Sono rocker vecchio stampo i Warrant e non è più tempo di rincorrere le mode o di apparire diversi da quel che si è. Via libera quindi ad un lotto di brani che non hanno nulla di originale, ma vanno a segno rielaborando con grinta e passione “l’abc” del rock n’roll in modo semplice ed immediato.
L’idea è quella intramontabile di sapori vicini alla tradizione, suoni e scenari magari un po’ demodé, ma sempre ricchi di esuberanza. Una bella sgasata sull’acceleratore su e giù per il Sunset Boulevard, mettendo in fila Mötley Crüe, Black n’Blue, Faster Pussycat, Ratt e Cinderella in un rigurgito di classicume assortito che non può che piacere moltissimo ai fan non più giovanissimi.
Parecchia sostanza, qualche momento un pizzico scontato e moltissima energia: la performante title track, insieme alle incalzanti “Only Broken Heart” e “Choose Your Fate” rappresentano il versante più solido e roccioso della band, guidata con buona sicurezza dall’ex Lynch Mob (molto ex, ormai) Robert Mason, padronissimo della scena ancor più che nel precedente “Rockaholic”.

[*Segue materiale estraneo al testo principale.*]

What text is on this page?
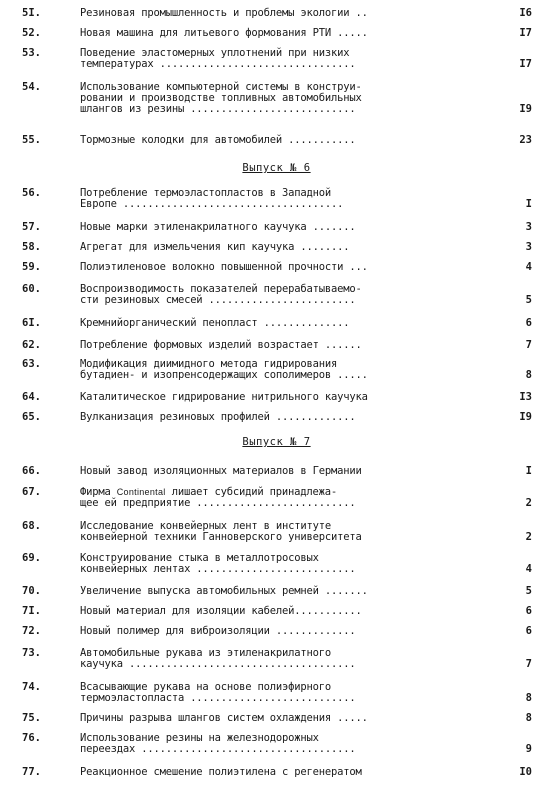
5I.	Резиновая промышленность и проблемы экологии ..	I6
52.	Новая машина для литьевого формования РТИ .....	I7
53.	Поведение эластомерных уплотнений при низких
температурах ................................	I7
54.	Использование компьютерной системы в конструи-
ровании и производстве топливных автомобильных
шлангов из резины ...........................	I9
55.	Тормозные колодки для автомобилей ...........	23
Выпуск № 6
56.	Потребление термоэластопластов в Западной
Европе ....................................	I
57.	Новые марки этиленакрилатного каучука .......	3
58.	Агрегат для измельчения кип каучука ........	3
59.	Полиэтиленовое волокно повышенной прочности ...	4
60.	Воспроизводимость показателей перерабатываемо-
сти резиновых смесей ........................	5
6I.	Кремнийорганический пенопласт ..............	6
62.	Потребление формовых изделий возрастает ......	7
63.	Модификация диимидного метода гидрирования
бутадиен- и изопренсодержащих сополимеров .....	8
64.	Каталитическое гидрирование нитрильного каучука	I3
65.	Вулканизация резиновых профилей .............	I9
Выпуск № 7
66.	Новый завод изоляционных материалов в Германии	I
67.	Фирма Continental лишает субсидий принадлежа-
щее ей предприятие ..........................	2
68.	Исследование конвейерных лент в институте
конвейерной техники Ганноверского университета	2
69.	Конструирование стыка в металлотросовых
конвейерных лентах ..........................	4
70.	Увеличение выпуска автомобильных ремней .......	5
7I.	Новый материал для изоляции кабелей...........	6
72.	Новый полимер для виброизоляции .............	6
73.	Автомобильные рукава из этиленакрилатного
каучука .....................................	7
74.	Всасывающие рукава на основе полиэфирного
термоэластопласта ...........................	8
75.	Причины разрыва шлангов систем охлаждения .....	8
76.	Использование резины на железнодорожных
переездах ...................................	9
77.	Реакционное смешение полиэтилена с регенератом	I0
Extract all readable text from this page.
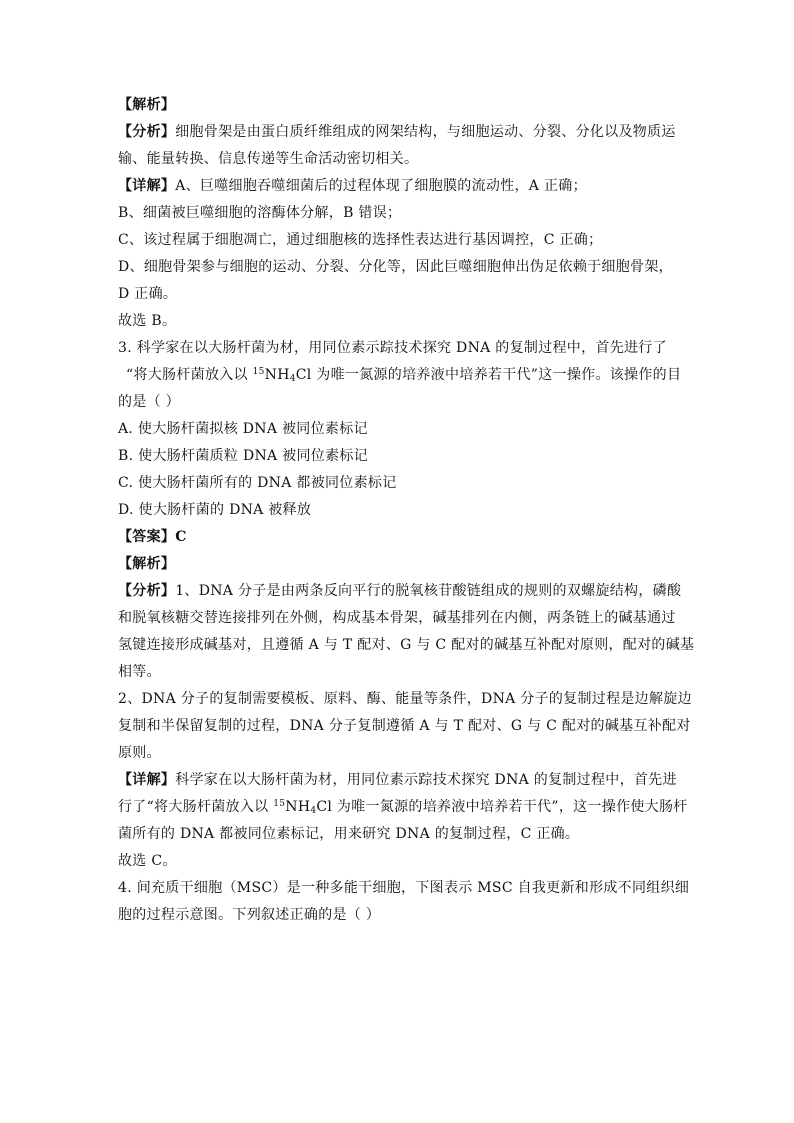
【解析】
【分析】细胞骨架是由蛋白质纤维组成的网架结构，与细胞运动、分裂、分化以及物质运
输、能量转换、信息传递等生命活动密切相关。
【详解】A、巨噬细胞吞噬细菌后的过程体现了细胞膜的流动性，A 正确；
B、细菌被巨噬细胞的溶酶体分解，B 错误；
C、该过程属于细胞凋亡，通过细胞核的选择性表达进行基因调控，C 正确；
D、细胞骨架参与细胞的运动、分裂、分化等，因此巨噬细胞伸出伪足依赖于细胞骨架，
D 正确。
故选 B。
3. 科学家在以大肠杆菌为材，用同位素示踪技术探究 DNA 的复制过程中，首先进行了
“将大肠杆菌放入以 $^{15}NH_4Cl$ 为唯一氮源的培养液中培养若干代”这一操作。该操作的目
的是（ ）
A. 使大肠杆菌拟核 DNA 被同位素标记
B. 使大肠杆菌质粒 DNA 被同位素标记
C. 使大肠杆菌所有的 DNA 都被同位素标记
D. 使大肠杆菌的 DNA 被释放
【答案】C
【解析】
【分析】1、DNA 分子是由两条反向平行的脱氧核苷酸链组成的规则的双螺旋结构，磷酸
和脱氧核糖交替连接排列在外侧，构成基本骨架，碱基排列在内侧，两条链上的碱基通过
氢键连接形成碱基对，且遵循 A 与 T 配对、G 与 C 配对的碱基互补配对原则，配对的碱基
相等。
2、DNA 分子的复制需要模板、原料、酶、能量等条件，DNA 分子的复制过程是边解旋边
复制和半保留复制的过程，DNA 分子复制遵循 A 与 T 配对、G 与 C 配对的碱基互补配对
原则。
【详解】科学家在以大肠杆菌为材，用同位素示踪技术探究 DNA 的复制过程中，首先进
行了“将大肠杆菌放入以 $^{15}NH_4Cl$ 为唯一氮源的培养液中培养若干代”，这一操作使大肠杆
菌所有的 DNA 都被同位素标记，用来研究 DNA 的复制过程，C 正确。
故选 C。
4. 间充质干细胞（MSC）是一种多能干细胞，下图表示 MSC 自我更新和形成不同组织细
胞的过程示意图。下列叙述正确的是（ ）
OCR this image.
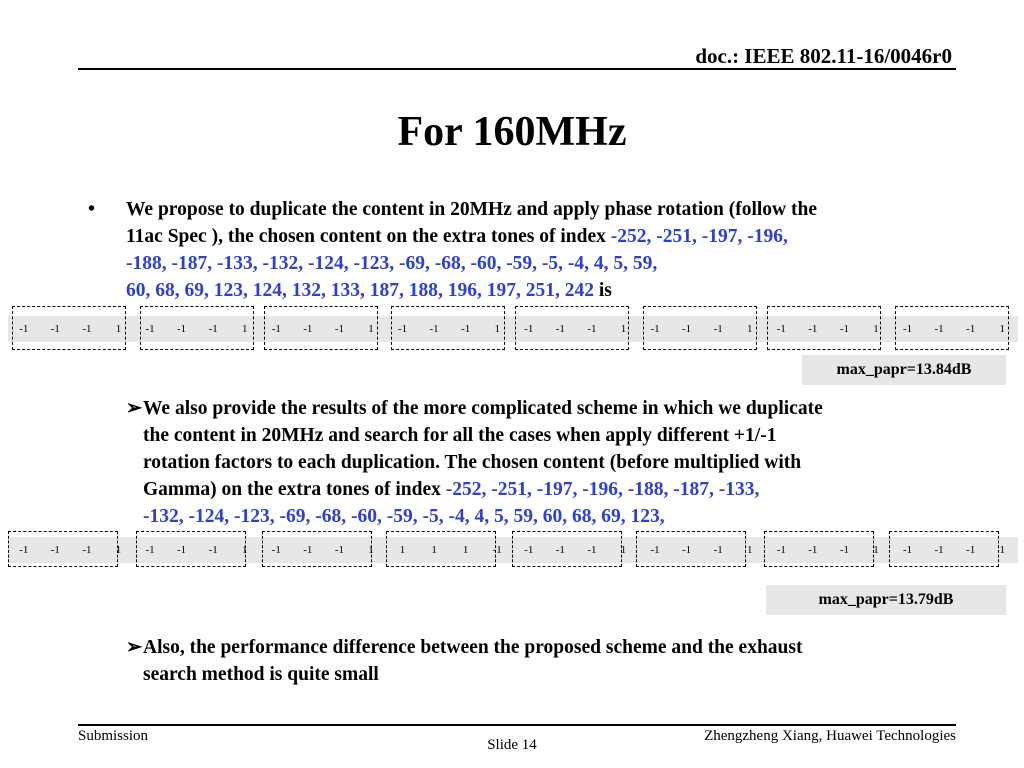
doc.: IEEE 802.11-16/0046r0
For 160MHz
• We propose to duplicate the content in 20MHz and apply phase rotation (follow the
11ac Spec ), the chosen content on the extra tones of index -252, -251, -197, -196,
-188, -187, -133, -132, -124, -123, -69, -68, -60, -59, -5, -4, 4, 5, 59,
60, 68, 69, 123, 124, 132, 133, 187, 188, 196, 197, 251, 242 is
-1	-1	-1	1	-1	-1	-1	1	-1	-1	-1	1	-1	-1	-1	1	-1	-1	-1	1	-1	-1	-1	1	-1	-1	-1	1	-1	-1	-1	1
max_papr=13.84dB
➢We also provide the results of the more complicated scheme in which we duplicate
the content in 20MHz and search for all the cases when apply different +1/-1
rotation factors to each duplication. The chosen content (before multiplied with
Gamma) on the extra tones of index -252, -251, -197, -196, -188, -187, -133,
-132, -124, -123, -69, -68, -60, -59, -5, -4, 4, 5, 59, 60, 68, 69, 123,
-1	-1	-1	1	-1	-1	-1	1	-1	-1	-1	1	1	1	1	-1	-1	-1	-1	1	-1	-1	-1	1	-1	-1	-1	1	-1	-1	-1	1
max_papr=13.79dB
➢Also, the performance difference between the proposed scheme and the exhaust
search method is quite small
Submission
Slide 14
Zhengzheng Xiang, Huawei Technologies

Ci garbano maggiormente però le trovate hard-bluesy di pezzi come “Devil Dancer” e “Music Man” (chi si ricorda i Tattoo Rodeo?), per non parlare della vena sciocchina e più solare di “Faded” e “Let It Go”, afflati hair metal provenienti dalle profondità più remote del background in forza ad Erik Turner e Jerry Dixon, membri originari del nucleo primèvo della band americana.
Avremmo invece fatto a meno di “U in My Life” – ballata invero molto canonica e finanche banale, di quelle che sanno di strasentito dopo quattro note – e della tediosa “Big Sandy”, pezzo che va sparato nella categoria dei “riempitivi”, in virtù di una linea melodica mai accattivante e di un martellamento troppo monotono delle ritmiche.
Detto di suoni dignitosissimi che nulla hanno di polveroso o vintage, la nuova release dei Warrant non è insomma un disco da torcida furibonda, ma comunque un validissimo esempio di come possa essere efficace e sensato ancor oggi suonare hard rock vecchio stile.
Soprattutto se a praticarlo sono professionisti realmente “sul pezzo” e padroni della materia come i Warrant.